Objective To explore the effect of L-mimosine on proliferation, migration and invasion of lung cancer cells and its possible mechanism.
Methods Low dose, medium dose, high dose (100, 200, 400 μmol/L) of L-mimosine were used to treat human A549 cells of lung cancer. The Methyl Thiazolyl Tetrazolium (MTT) method, plate colony formation experiment, scratch assay, Transwell assay and western blotting were used to detect cell proliferation, migration and invasion ability. The quantitative real-time polymerase chain reaction(qRT-PCR) was used to detect the expression of micrornA-1301-3p (miR-1301-3p) in lung cancer A549 cells and human normal lung epithelial cells BEAS-2B. Anti-miR-NC and anti-miR-1301-3p were respectively transfected into A549 cells, and the mimics of miR-NC and miR-1301-3p were transfected into A549 cells and treated with L-mimosine for 24 h. Their cell phenotypes were analyzed respectively.

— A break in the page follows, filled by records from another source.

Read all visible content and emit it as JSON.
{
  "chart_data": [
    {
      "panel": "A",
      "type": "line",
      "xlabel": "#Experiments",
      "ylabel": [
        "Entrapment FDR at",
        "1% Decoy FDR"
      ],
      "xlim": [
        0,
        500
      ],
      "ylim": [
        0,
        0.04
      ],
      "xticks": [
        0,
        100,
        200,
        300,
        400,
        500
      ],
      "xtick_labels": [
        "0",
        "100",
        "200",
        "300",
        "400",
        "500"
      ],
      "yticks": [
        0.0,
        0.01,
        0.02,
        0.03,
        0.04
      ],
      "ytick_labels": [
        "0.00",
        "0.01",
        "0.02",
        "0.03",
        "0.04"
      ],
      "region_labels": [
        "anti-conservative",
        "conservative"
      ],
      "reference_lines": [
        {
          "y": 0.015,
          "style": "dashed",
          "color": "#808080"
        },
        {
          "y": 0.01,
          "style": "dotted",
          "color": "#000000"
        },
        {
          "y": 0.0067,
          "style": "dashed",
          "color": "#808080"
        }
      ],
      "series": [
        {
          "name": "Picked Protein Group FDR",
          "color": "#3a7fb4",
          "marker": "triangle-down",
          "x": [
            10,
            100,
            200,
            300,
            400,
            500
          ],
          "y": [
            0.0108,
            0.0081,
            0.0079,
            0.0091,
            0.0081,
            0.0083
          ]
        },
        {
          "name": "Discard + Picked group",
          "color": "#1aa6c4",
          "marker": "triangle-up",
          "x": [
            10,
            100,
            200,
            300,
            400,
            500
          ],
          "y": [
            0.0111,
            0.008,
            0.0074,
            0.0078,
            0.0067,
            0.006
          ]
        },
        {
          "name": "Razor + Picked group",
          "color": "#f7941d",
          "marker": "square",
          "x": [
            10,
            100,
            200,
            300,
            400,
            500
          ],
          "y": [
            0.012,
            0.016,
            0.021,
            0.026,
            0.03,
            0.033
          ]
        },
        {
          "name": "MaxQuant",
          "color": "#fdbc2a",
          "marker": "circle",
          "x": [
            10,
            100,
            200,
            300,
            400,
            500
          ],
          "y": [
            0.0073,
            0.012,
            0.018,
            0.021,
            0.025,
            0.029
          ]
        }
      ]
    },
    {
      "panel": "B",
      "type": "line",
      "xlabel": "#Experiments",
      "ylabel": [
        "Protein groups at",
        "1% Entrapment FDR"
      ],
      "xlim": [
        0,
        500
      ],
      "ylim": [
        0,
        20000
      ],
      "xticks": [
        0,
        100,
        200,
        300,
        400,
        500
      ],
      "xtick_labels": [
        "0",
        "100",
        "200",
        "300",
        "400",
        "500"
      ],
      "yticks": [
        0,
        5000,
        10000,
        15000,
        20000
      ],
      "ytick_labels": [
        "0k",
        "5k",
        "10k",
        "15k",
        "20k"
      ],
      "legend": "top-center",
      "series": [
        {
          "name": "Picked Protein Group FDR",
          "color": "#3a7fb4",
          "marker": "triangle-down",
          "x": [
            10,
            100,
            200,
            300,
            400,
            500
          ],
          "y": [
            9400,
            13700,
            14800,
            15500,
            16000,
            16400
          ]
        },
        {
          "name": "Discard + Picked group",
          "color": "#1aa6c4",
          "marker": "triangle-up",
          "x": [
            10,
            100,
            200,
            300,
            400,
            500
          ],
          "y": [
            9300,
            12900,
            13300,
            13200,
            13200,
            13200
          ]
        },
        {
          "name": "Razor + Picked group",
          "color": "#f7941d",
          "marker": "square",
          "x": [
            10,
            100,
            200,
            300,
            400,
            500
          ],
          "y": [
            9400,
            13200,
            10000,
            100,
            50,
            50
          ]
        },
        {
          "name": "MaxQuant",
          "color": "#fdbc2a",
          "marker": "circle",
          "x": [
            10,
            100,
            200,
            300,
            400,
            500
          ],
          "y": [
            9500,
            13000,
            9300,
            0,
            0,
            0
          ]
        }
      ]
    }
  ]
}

Results With the increase of L-mimosine dose, the proliferation inhibition rate and E-cadherin protein level of A549 cells were increased, while the expression level of miR-1301-3p, scratch healing rate, N-cadherin protein level, the number of cell clonal formation and the number of invasion cell were decreased (P < 0.05). The expression of miR-1301-3p in A549 cells was higher than that in BEAS-2B cells (P < 0.05). Compared with transfection with anti-miR-NC, the proliferation inhibition rate and E-cadherin protein level of cells transfected with anti-miR-1301-3p were increased, while the number of cell clone formation, the number of invasive cells, scratch healing rate and N-cadherin protein level were decreased (P < 0.05). Compared with transfection with L-mimosine+miR-NC, cells transfected with L-mimosine+miR-1301-3p mimics had reduced cell proliferation inhibition rate and E-cadherin protein level, and had increased the number of cell clone formation, the number of invasion cell, scratch healing rate and N-cadherin protein level (P < 0.05).
Conclusion L-mimosine could inhibit the proliferation, migration and invasion of lung cancer cells, and its mechanism may be related to the down-regulation of miR-1301-3p expression.